HARDY recently spoke about the future of his Hixtapes, telling Billboard he envisions releasing a new Hixtape every few years. He also has some definite possibilities in how his Hixtapes could evolve.
“I hope it’s gonna be around forever,” the Mississippi native says, adding that he could see a “Chickstape,” featuring only female collaborators, at some point. “It’s not a real thing yet, but there might be an all-female Hixtape one day.”
He says another iteration of the Hixtape could nod to The Mockingbird & THE CROW.
“I could see doing a rock Hixtape, where I could write a bunch of redneck, ‘He Went to Jared’ type of songs and get rock guys to sing on it.”

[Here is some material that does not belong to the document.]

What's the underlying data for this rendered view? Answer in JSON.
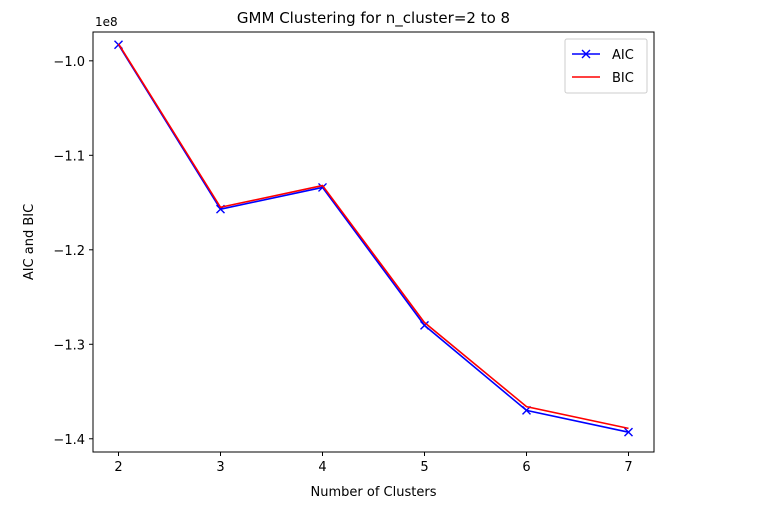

He also has a bucket list of artists in mind, including Three Doors Down singer and fellow Mississippi native Brad Arnold.
“I would also love [Caleb] Shomo from Beartooth, or somebody like [ZZ Top’s] Billy Gibbons would be dope. Guys who ride the line of Southern rock and what we do. I think it would be a cool concept,” HARDY says.
In the meantime, the reigning ACM songwriter of the year will launch his The Mockingbird & The Crow tour on Feb. 16, starting in Indianapolis, Ind. The trek will welcome openers Jameson Rodgers as well as HARDY’s Big Loud labelmates, rock band Blame My Youth.